I am back.
But before launching into a summer 2017 recap I will be stubbornly un-chronological and tell you how I spent the weekend…
We were lucky enough to be invited to a concert on the Pilatus mountain top. Yes, on top of the mountain. In fact, on top of the building on top of the mountain top. Digest that! “Pilatus – On the Rocks”
At 2132 metres above sea-level (6994 ft, apparently!). A local band, a Swedish band and a local singer, a 4-course meal in the Queen Victoria dining hall of the 1890 hotel Pilatus Kulm and then an overnight stay – wow. Add perfect weather and a starry night (we could even see the Milky Way, a rarity these days). Now add the highlight of an ibex appearing over the mountain ridge above the stage to enquire what on earth was going on instead of his usual quiet evening… magic!

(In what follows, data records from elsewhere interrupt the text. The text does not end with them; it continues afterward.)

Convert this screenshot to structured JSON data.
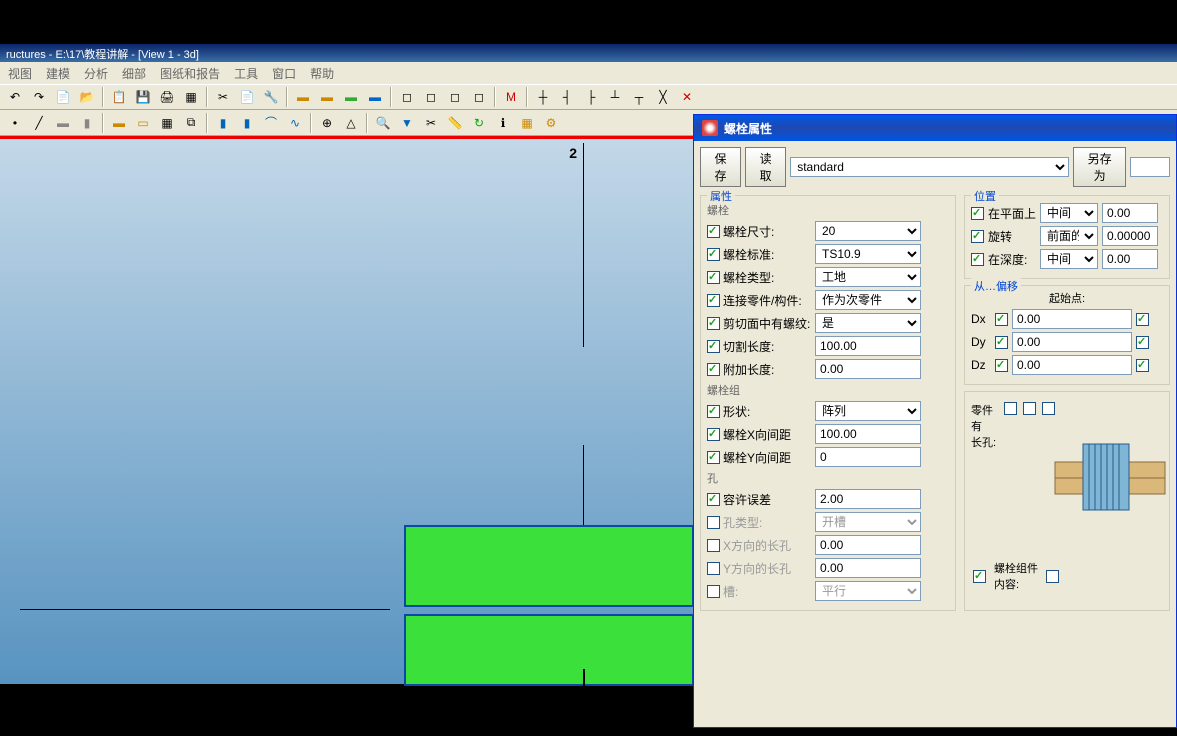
{
  "titlebar": "ructures - E:\\17\\教程讲解 - [View 1 - 3d]",
  "menu": [
    "视图",
    "建模",
    "分析",
    "细部",
    "图纸和报告",
    "工具",
    "窗口",
    "帮助"
  ],
  "viewport": {
    "label2": "2"
  },
  "dialog": {
    "title": "螺栓属性",
    "buttons": {
      "save": "保存",
      "load": "读取",
      "saveas": "另存为"
    },
    "preset": "standard",
    "groups": {
      "attrs": "属性",
      "bolt": "螺栓",
      "boltgroup": "螺栓组",
      "hole": "孔",
      "position": "位置",
      "offset": "从…偏移",
      "startpt": "起始点:"
    },
    "fields": {
      "boltSize": {
        "label": "螺栓尺寸:",
        "value": "20"
      },
      "boltStd": {
        "label": "螺栓标准:",
        "value": "TS10.9"
      },
      "boltType": {
        "label": "螺栓类型:",
        "value": "工地"
      },
      "connect": {
        "label": "连接零件/构件:",
        "value": "作为次零件"
      },
      "thread": {
        "label": "剪切面中有螺纹:",
        "value": "是"
      },
      "cutLen": {
        "label": "切割长度:",
        "value": "100.00"
      },
      "addLen": {
        "label": "附加长度:",
        "value": "0.00"
      },
      "shape": {
        "label": "形状:",
        "value": "阵列"
      },
      "xdist": {
        "label": "螺栓X向间距",
        "value": "100.00"
      },
      "ydist": {
        "label": "螺栓Y向间距",
        "value": "0"
      },
      "tol": {
        "label": "容许误差",
        "value": "2.00"
      },
      "holeType": {
        "label": "孔类型:",
        "value": "开槽"
      },
      "xslot": {
        "label": "X方向的长孔",
        "value": "0.00"
      },
      "yslot": {
        "label": "Y方向的长孔",
        "value": "0.00"
      },
      "slot": {
        "label": "槽:",
        "value": "平行"
      },
      "onPlane": {
        "label": "在平面上",
        "option": "中间",
        "value": "0.00"
      },
      "rotate": {
        "label": "旋转",
        "option": "前面的",
        "value": "0.00000"
      },
      "depth": {
        "label": "在深度:",
        "option": "中间",
        "value": "0.00"
      },
      "dx": {
        "label": "Dx",
        "value": "0.00"
      },
      "dy": {
        "label": "Dy",
        "value": "0.00"
      },
      "dz": {
        "label": "Dz",
        "value": "0.00"
      },
      "partHasSlot": "零件\n有\n长孔:",
      "boltGroupContent": "螺栓组件\n内容:"
    }
  }
}
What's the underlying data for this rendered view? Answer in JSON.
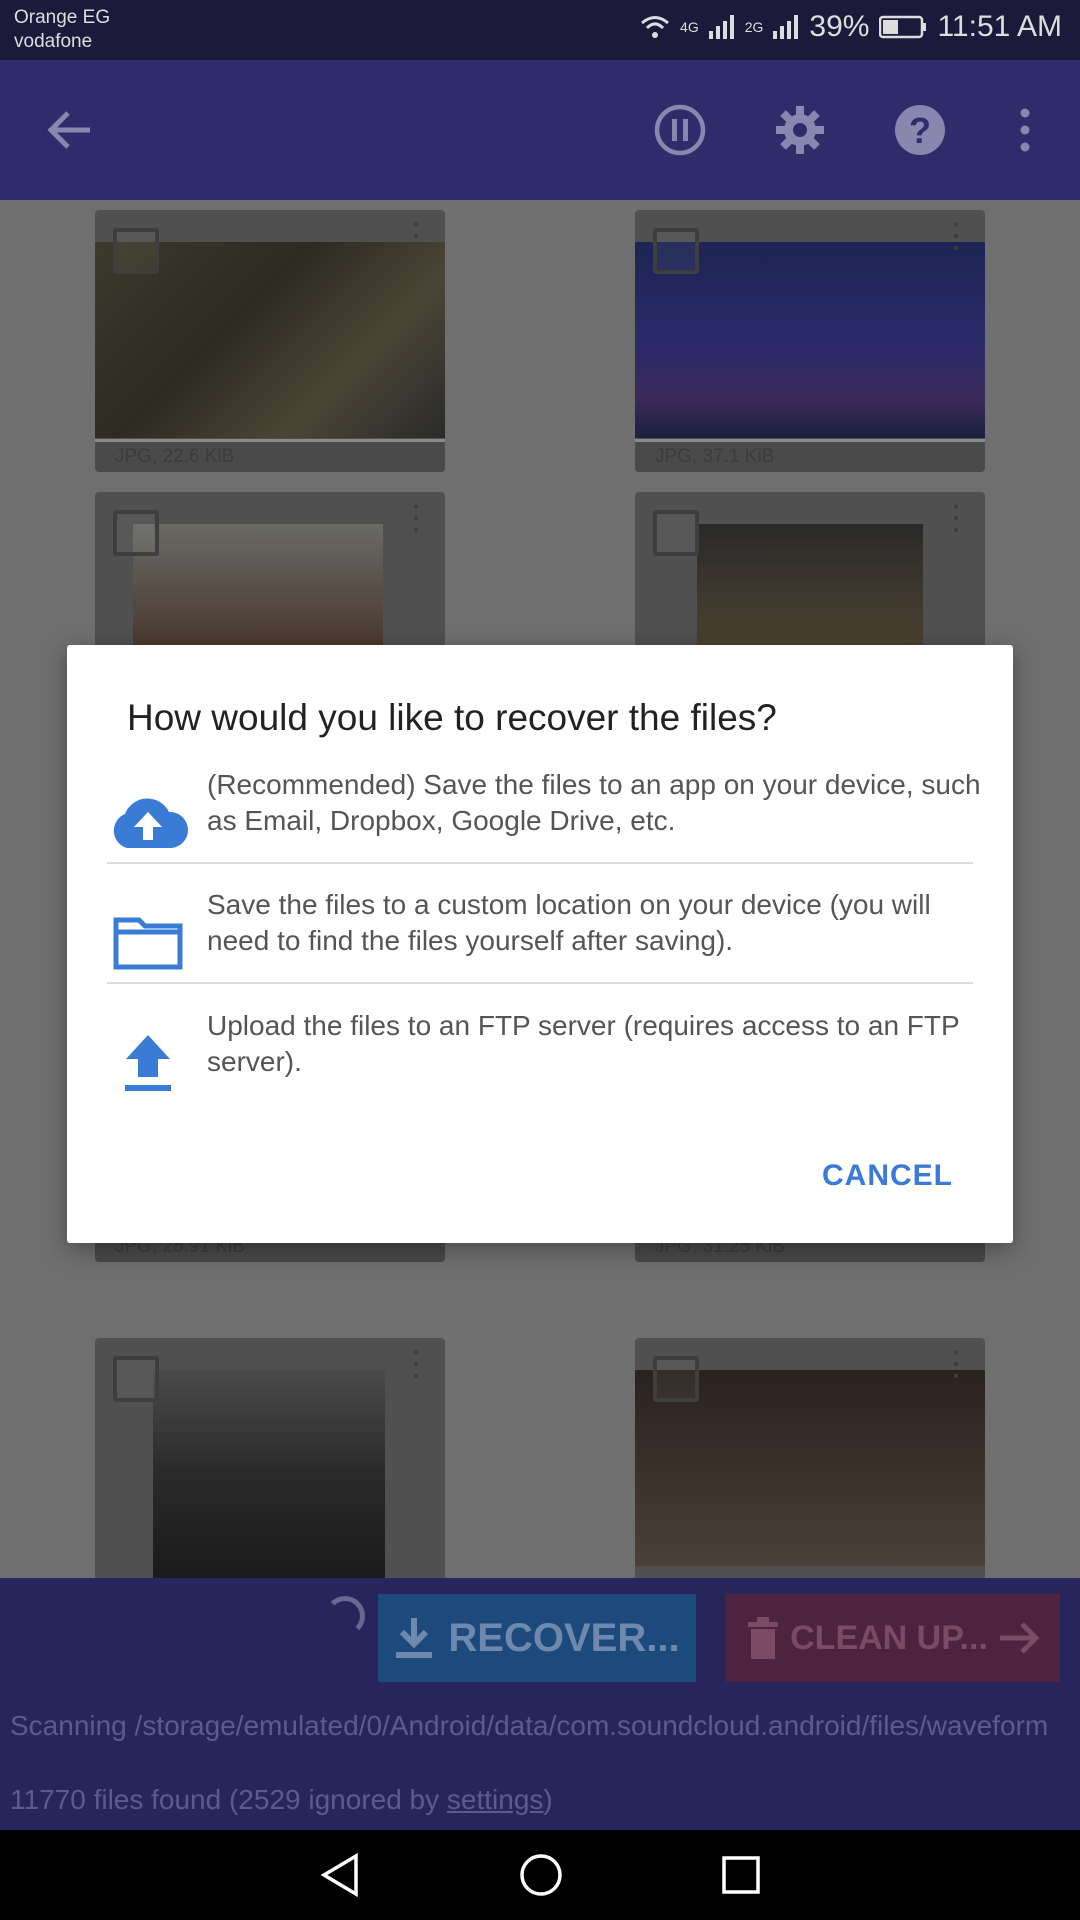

Just getting there is an adventure. You can go up the mountain on either side; from Alpnachstad there is the world’s steepest funicular railway and then from Kriens, there are cable cars. We arrived from Kriens, travelled in a tiny 4-seater cable car up the mountain, through one mid-stop building and across a wooded valley up to the next station. Then we switched to the large hypermodern panaroma cablecar for the last, very very steep ascent up the cliff… phew, our hearts were in our tummies, I think!!
In the valley it was a sweltering hot 30°C+ but up on the viewing platform (which still isn’t quite the tip of the mountain peak!), though cooler, I still didn’t feel the need for a cardigan over my summer dress, it was very pleasant with a breeze. From up there you can look down that steep cliff to Kriens and over all of Lake Lucerne but also to Lakes Zug and Sempach, and if you turn around, you see the funicular railway and the less steep scree slope and the Alpine panorama. A bit like this –
This was the view out of our hotel window!! The “not-so-steep” side. Ahem!
What a special event in a super special location – even after 44 years in Switzerland, I had never been up the Pilatus before and thoroughly enjoyed it. A lot of people had come up on foot; I asked a local acquaintance how long it takes from Kriens – 4.5-5 hours, he said. The following morning, I got chatting to a couple on their way back down the mountain in the cablecar at about 11 am – they said they had walked up that morning in 3 hours and 25 minutes…! I think I’ll stick with the public transport.
Our friends, Relish Guitars, had a great stand in front of the stage and it was thrilling to see the bands all using various of the guitar models in their sets! A lot of locals had turned up to see Dada Ante Portas who come from Kriens, while others were excited to see their favourite Swedes, Mando Diao, and Henrik Belden had a good audience, too. We didn’t actually see his part of the concert, as he played during our main course! But the music was piped into the dining hall. Quite a lot of people braved the mountain paths on the two small peaks either side of the viewing platform and stage and watched the concert from above with the incredible backdrop down over both sides of the Pilatus mountain, quite breathtaking I should imagine. We do not have heads for heights so stuck within the safety of the “official” platform!
I was completely fascinated by the hotel, which was built in 1890, presumably replacing an earlier building, since Queen Victoria herself spent a few days up there in 1868 😮 !! Of course in those days it was all mules and litters to get up the mountains but intrepid as all British tourists were, she did it. In fact, the British invented tourism in Switzerland, so the Swiss actually have quite a lot to thank the British for… I recently acquired a wonderful little Penguin book published in 1945 that delves into the very first British tourist visits here in the 18th century, and can also recommend How the English made the Alps by Jim Ring as a more modern alternative into the history of tourism.
We had a simple but delightful room in the hotel, and kept in mind that every single drop of water and everything else has to be brought up to those 2132 metres altitude – daunting. The hotel was renovated in 2010 but retains many of the original details and the same façade, very retro. One of the smaller dining rooms features this beautiful ceiling painted with acanthus leaves and woodland animals, so pretty. And what British tourist would survive without a fireplace!! Fireplaces are not usual in Switzerland, the Swiss more commonly used very efficient tiled ovens, often connected to their kitchen ranges, so this must be a concession to another culture.
On the way home, we stopped off at the Glasi Hergiswil, which has just celebrated its 200th birthday. This is a glass factory that follows a glassmaking tradition dating back a very long time, much longer than 200 years, to the first settlers on the lake shores. Not so long ago, things weren’t going very well, but then in the 1980s, a well-known glass designer, Roberto Niederer, began producing a style of glassware that has become very typical of the Glasi and very popular in Swiss households. Meanwhile, there is a museum that includes a lot of glass technology and the whole village shoreline has glass sculptures and games sponsored by the Glasi. This spring, they built a 20 metre high glass tower with periscope facilities for looking out onto the mountains – fascinating.
Check out http://www.glasi.ch/en/ for the typical chunky modern glass they make here!
And now to get back to a) what I did this summer… and b) real life, which is still far from normal. Sigh!